The medic said that he has noticed a change in his biological age due to the extra pressure of owning his own business. 

‘I’m addressing that as well as the root cause, through supplementation and through some lifestyle modifications,’ he said.

Although Dr Enayat said he was not in the ranges of insulin resistance, he acknowledged that rising cortisol levels can impact the hormone. 

He said: ‘I noticed my insulin has gone up a little bit, so because it’s gone up, I want to make sure it comes back down. MOTS-c helps to bring it down and helps the body to draw on fat as an energy source and keep your blood sugar down.’ 

He is also taking the peptide for ‘operation belly must go’ after noticing that he was getting fat in the lower abdominal area, along with pairing with ‘supplements for my imbalances’.

The GP said: ‘We all age the same, but in different ways. I want to do my best, because science allows us to understand now what the process of ageing is and helps us identify those disease processes earlier through testing [which helps us] make interventions earlier.’

His biological age shot up by 11 years when he began commuting for two hours across London every day, so he has started practising meditation and breath-work exercises on the way to work and will often journal on his way back to get any stress out of his body and onto paper instead. 

‘I’ve become more disciplined and started putting boundaries into my work regime, where I’ve been a bit stricter on times that I can take meetings and times that I can see patients so that I can get out at a reasonable hour,’ he said.

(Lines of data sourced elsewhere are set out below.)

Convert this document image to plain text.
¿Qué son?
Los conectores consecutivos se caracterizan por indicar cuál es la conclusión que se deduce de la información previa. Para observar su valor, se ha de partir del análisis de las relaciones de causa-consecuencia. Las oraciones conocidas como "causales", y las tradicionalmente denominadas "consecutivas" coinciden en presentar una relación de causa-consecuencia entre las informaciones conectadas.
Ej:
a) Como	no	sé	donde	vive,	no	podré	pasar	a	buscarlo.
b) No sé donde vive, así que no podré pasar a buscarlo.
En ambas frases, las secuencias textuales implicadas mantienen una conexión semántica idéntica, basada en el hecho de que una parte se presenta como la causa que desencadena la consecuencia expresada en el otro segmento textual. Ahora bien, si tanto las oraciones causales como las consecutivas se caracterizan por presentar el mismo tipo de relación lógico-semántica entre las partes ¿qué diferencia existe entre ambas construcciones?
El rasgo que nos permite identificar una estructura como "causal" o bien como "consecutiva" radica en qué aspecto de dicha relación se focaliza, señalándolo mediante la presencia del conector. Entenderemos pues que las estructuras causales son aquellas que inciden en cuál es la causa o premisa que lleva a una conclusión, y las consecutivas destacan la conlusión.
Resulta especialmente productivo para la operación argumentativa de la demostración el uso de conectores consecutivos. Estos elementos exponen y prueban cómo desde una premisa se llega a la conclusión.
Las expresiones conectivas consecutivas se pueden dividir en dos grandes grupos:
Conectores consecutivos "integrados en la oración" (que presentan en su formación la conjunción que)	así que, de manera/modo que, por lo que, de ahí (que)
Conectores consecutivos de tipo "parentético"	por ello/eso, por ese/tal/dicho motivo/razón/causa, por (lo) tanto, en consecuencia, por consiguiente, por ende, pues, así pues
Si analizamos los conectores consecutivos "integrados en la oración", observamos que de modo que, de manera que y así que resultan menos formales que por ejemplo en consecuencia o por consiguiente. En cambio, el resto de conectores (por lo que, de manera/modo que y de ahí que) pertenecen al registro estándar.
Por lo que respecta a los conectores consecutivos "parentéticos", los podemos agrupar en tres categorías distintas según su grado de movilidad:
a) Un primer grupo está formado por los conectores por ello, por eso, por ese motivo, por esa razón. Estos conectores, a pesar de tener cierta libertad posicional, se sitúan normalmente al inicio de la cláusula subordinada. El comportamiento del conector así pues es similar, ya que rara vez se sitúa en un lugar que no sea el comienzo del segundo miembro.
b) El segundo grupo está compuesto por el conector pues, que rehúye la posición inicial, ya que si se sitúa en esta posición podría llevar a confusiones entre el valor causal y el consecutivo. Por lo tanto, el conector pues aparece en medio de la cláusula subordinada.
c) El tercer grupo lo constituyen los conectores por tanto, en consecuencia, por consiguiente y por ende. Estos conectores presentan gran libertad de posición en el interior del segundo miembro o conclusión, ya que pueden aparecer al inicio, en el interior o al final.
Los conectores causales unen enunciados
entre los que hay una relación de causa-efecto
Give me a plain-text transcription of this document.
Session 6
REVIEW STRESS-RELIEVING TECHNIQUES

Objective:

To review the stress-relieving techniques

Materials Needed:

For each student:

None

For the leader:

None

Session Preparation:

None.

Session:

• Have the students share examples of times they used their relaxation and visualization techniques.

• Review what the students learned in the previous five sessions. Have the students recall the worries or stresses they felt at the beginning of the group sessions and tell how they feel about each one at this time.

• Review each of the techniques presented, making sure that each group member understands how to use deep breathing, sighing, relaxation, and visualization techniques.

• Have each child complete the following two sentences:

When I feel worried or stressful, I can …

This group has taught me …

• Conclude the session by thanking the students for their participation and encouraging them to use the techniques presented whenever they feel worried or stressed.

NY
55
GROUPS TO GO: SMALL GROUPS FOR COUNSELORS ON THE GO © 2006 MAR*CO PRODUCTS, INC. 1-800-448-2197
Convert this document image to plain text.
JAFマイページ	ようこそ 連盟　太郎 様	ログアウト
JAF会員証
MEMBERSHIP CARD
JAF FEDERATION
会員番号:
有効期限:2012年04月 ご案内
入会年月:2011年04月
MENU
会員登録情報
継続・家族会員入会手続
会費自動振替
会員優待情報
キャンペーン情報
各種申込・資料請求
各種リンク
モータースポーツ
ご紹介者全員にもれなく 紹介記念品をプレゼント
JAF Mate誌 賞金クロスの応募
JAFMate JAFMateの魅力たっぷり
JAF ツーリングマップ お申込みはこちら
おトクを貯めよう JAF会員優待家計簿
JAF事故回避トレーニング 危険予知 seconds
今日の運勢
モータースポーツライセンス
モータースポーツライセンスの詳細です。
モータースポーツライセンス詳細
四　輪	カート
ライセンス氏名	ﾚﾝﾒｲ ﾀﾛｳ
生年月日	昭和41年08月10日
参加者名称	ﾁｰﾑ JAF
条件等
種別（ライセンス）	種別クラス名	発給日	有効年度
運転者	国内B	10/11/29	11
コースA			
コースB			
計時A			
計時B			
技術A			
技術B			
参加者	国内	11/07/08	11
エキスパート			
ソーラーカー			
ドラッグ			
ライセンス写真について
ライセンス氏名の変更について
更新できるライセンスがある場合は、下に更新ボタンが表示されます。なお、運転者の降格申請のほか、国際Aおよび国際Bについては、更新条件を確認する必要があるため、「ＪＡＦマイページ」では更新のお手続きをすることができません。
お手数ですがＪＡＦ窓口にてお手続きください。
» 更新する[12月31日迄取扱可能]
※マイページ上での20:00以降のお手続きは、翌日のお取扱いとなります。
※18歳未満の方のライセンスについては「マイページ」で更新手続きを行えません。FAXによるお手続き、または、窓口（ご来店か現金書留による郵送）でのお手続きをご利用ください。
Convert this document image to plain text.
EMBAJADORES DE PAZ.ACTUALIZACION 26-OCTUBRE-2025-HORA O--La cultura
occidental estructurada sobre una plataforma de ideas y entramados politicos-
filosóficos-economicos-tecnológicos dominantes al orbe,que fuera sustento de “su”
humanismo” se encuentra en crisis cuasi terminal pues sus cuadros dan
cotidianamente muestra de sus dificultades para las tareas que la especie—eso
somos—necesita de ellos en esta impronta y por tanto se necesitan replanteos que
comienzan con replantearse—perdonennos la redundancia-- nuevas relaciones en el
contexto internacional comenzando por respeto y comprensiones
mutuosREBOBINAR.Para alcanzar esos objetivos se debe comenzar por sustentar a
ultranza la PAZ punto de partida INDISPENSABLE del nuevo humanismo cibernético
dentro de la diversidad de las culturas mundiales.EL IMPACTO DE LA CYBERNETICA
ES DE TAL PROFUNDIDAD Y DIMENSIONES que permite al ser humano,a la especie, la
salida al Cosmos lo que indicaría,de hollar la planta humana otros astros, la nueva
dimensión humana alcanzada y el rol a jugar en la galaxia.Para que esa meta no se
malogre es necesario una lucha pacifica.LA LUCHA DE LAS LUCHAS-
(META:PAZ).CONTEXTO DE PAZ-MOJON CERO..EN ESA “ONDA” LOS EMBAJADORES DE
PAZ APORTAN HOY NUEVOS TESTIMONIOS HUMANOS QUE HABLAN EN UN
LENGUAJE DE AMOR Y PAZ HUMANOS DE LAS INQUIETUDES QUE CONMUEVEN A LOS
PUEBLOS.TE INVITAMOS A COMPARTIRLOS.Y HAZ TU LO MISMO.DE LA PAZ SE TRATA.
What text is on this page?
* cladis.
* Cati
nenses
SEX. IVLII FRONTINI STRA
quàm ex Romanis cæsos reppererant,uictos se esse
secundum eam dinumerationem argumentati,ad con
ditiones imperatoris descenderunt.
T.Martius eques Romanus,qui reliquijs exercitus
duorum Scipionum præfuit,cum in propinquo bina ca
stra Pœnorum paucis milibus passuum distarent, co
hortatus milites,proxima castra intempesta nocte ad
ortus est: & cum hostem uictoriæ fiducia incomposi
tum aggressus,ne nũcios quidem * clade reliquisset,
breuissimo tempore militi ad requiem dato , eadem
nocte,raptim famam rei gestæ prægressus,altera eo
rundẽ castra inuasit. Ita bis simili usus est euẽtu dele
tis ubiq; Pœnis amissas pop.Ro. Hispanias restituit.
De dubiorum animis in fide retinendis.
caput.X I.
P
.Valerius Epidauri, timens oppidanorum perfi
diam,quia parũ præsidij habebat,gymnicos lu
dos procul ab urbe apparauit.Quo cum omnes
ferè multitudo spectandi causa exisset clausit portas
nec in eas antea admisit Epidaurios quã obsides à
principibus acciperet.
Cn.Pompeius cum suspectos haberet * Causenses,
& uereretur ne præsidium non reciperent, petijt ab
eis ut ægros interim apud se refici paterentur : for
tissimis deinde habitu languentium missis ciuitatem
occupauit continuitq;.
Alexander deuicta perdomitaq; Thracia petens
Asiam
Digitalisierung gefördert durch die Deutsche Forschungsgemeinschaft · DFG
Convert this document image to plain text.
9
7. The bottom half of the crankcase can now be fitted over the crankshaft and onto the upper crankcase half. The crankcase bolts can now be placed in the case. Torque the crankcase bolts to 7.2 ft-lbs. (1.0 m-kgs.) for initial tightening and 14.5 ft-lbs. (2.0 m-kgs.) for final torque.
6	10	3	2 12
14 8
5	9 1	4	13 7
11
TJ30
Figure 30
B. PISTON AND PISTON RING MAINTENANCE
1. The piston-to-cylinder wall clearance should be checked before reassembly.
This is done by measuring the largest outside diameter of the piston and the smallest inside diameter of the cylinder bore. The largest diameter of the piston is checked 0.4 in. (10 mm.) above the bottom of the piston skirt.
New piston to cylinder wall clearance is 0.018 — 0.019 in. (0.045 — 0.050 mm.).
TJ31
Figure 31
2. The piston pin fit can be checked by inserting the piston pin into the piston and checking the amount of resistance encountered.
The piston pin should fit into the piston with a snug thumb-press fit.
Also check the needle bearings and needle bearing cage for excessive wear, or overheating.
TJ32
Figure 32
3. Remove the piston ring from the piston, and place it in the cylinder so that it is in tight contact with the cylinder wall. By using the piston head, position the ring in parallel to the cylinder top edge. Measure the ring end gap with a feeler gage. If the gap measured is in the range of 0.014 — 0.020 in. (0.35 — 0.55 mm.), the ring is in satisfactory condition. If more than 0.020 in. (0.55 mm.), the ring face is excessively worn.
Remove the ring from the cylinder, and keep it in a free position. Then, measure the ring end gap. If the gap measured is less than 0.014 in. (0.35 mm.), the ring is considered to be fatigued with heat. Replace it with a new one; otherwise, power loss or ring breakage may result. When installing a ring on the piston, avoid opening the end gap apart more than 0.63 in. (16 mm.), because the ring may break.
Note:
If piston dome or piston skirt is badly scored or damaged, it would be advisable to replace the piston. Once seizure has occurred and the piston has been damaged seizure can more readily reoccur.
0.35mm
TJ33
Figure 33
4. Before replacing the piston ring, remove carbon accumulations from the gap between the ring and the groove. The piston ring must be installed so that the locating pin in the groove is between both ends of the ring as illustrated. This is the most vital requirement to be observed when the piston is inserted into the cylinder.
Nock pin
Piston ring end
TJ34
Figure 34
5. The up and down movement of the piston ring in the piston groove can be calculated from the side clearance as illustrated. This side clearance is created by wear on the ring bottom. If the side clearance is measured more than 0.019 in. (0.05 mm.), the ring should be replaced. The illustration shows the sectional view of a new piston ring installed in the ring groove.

‘I’ve been reducing stimuli, including things that stimulate me like social media exposure,’ he added. ‘I don’t watch brain drain content as it kind of sucks you in and you just end up just watching it as a way to unwind.

‘I’ve been giving my head, my brain, time and space to just process the day and empty my thoughts and get more restful.’

As well as looking after his own health, Dr Enayat has also had celebrities at HUM2N (pictured here with Dragons' Den star Steven Bartlett)

As well as looking after his own health, Dr Enayat has also had celebrities at HUM2N (pictured here with Dragons’ Den star Steven Bartlett)

Along with attempting to help his mental health, Dr Enayat said he eats dinner at least three hours before going to bed, along with trying to get to sleep earlier. 

He eats vegetarian twice a week in order to get his fibre up, but also likes to ensure he eats a gram and a half of protein per kilo of body weight a day.

After eating lunch, the doctor said he does not like to consume any carbs to allow his body to get into a fasted state as quickly as possible.  

Dr Enayat said that he does intermittent fasting every morning and doesn’t have his first meal until lunch time, using his one and a half hour lunch break to go to the gym and have a healthy lunch – his first meal of the day. 

Along with drinking at least a litre and a half of water a day, he also uses an aura ring to track his sleep and aims for two hours of deep sleep a day, along with at least one hour of REM sleep.  

‘The benefits of sleep happen in those two phases, the deep sleep and the rem sleep,’ he said. 

‘There are certain things you can do to improve those, which are not eating too late at least three hours before bedtime, reducing alcohol or stopping alcohol intake, exercising through the day will also help, having a cooler room and stopping exposure to blue light from your screen before bedtime too.’